Los resultados de este vertedero hormonal pueden quedar físicamente impresos en el cerebro mucho tiempo después de haber ocurrido los acontecimientos traumáticos. Esto afecta en particular tres redes cerebrales importantes: la red predeterminada (que nos ayuda a procesar los recuerdos, los pensamientos acerca del futuro, lo que sentimos en nuestro interior, etc.), la red saliente (que nos dice a qué necesitamos prestar atención mayormente en nuestro entorno) y la red ejecutiva central (que nos ayuda a planear, pensar, concentrarnos y solucionar problemas).
Es probable que, tras haber estado expuestas a semejante sopa hormonal, las víctimas de trauma muestren exteriormente señales que resultan desconcertantes a observadores con nociones preconcebidas sobre el trauma. Por ejemplo, gracias al efecto adormecedor de las endorfinas, puede que las víctimas no parezcan disgustadas emocionalmente. Puede que además tengan dificultad para recordar los acontecimientos y relacionarlos en orden. Quizás algunas de las acciones que describen parezcan ilógicas debido al efecto de las catecolaminas. De hecho, si entra en juego el bloqueo de respuesta y se vuelven inmóviles (una reacción común y a menudo incontrolable), algún observador podría llegar a la conclusión errónea de que la sobreviviente fue una compañera pasiva o incluso consensual durante el acontecimiento en cuestión. Más aún, puede que la víctima de trauma muestre confusión con respecto a detalles menos cruciales del acontecimiento, aunque hechos importantes —como por ejemplo, la identidad de figuras centrales— quedarán bien impresos.
Validan esto décadas de investigación observando víctimas de traumas de todo tipo. No obstante, a menudo —tal como les sucede a tantos— los agentes de policía no se dan cuenta de estas reacciones comunes a los traumas. A raíz de ello, hombres y mujeres que han sido atacados sexualmente, por ejemplo, —y que se han animado a darse a conocer— han vuelto a ser traumatizados al ser escudriñados e interrogados por las autoridades, o cuando sus historias se convirtieron en comidilla de los medios de comunicación. Esto sirve como factor disuasivo para otras víctimas de asalto, que probablemente estarán mucho menos dispuestas a denunciar su propia experiencia demasiado pronto. Y por supuesto, cuanto más uno guarda un secreto, más difícil puede resultar compartirlo.

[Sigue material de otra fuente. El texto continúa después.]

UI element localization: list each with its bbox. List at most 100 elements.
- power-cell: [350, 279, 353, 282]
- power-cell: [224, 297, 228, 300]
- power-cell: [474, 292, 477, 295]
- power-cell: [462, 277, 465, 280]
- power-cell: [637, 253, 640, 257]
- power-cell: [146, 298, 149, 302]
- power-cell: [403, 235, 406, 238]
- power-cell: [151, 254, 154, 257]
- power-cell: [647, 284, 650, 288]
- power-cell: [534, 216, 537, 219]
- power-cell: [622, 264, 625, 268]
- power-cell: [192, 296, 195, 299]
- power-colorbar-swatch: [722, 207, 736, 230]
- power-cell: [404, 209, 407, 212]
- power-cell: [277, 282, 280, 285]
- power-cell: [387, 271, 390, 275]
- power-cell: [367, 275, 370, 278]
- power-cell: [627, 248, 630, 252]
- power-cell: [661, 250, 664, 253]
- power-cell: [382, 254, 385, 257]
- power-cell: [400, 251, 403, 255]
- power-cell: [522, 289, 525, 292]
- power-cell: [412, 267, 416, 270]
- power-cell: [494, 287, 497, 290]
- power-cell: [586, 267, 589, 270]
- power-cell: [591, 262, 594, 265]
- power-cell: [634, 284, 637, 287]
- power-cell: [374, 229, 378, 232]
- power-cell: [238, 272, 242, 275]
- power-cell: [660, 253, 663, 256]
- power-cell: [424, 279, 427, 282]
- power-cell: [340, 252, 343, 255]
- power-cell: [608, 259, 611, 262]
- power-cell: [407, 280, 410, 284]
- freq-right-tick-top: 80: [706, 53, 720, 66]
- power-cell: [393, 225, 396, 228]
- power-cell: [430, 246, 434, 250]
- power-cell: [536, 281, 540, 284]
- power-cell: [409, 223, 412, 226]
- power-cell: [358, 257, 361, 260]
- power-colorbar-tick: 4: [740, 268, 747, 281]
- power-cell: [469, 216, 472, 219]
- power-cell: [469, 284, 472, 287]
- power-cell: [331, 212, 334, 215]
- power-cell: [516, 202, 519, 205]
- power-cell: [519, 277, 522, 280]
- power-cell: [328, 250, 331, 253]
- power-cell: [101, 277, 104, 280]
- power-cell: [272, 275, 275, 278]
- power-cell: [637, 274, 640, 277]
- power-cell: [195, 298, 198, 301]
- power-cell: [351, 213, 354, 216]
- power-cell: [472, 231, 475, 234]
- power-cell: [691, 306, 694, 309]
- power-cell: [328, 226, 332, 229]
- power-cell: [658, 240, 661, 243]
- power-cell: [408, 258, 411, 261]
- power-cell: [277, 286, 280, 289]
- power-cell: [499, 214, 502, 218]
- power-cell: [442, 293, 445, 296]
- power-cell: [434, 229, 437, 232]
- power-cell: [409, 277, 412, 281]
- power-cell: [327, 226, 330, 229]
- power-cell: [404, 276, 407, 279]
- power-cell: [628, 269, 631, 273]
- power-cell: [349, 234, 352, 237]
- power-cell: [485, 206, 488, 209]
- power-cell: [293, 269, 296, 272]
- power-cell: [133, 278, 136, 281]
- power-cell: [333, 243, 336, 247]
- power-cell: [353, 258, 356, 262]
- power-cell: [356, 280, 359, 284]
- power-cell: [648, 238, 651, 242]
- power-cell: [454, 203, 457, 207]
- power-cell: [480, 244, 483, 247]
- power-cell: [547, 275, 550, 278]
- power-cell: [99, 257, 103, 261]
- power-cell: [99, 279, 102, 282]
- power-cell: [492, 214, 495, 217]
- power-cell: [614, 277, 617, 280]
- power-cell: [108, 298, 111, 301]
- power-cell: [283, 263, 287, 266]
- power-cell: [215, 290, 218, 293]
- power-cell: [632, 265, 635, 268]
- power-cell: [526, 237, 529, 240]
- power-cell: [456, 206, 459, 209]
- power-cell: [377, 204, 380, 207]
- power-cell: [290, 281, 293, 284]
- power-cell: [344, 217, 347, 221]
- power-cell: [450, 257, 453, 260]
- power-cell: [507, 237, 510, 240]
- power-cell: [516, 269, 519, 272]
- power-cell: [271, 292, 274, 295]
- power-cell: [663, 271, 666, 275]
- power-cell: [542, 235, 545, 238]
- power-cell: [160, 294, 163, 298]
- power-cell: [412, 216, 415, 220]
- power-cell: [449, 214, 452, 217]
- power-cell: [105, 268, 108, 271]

En consecuencia, a menudo las reacciones características de los sobrevivientes de traumas se convierten en las razones mismas por las cuales la gente no cree sus historias. Aunque la reacción cerebral ante el trauma sigue patrones predecibles, los diferentes niveles de resiliencia pueden ocultar este hecho. Ese es el motivo por el cual aunque dos personas experimenten el mismo trauma puede que tengan capacidades totalmente distintas para enfrentarlo.
Afortunadamente, las víctimas de trauma pueden reconfigurar su cerebro para obtener mayor resiliencia. No obstante, para que esto suceda, cada uno de nosotros debe elegir a conciencia reconfigurar su propio cerebro para proceder con más compasión. Comprender cómo el trauma afecta a quien lo padece nos acerca más a este objetivo.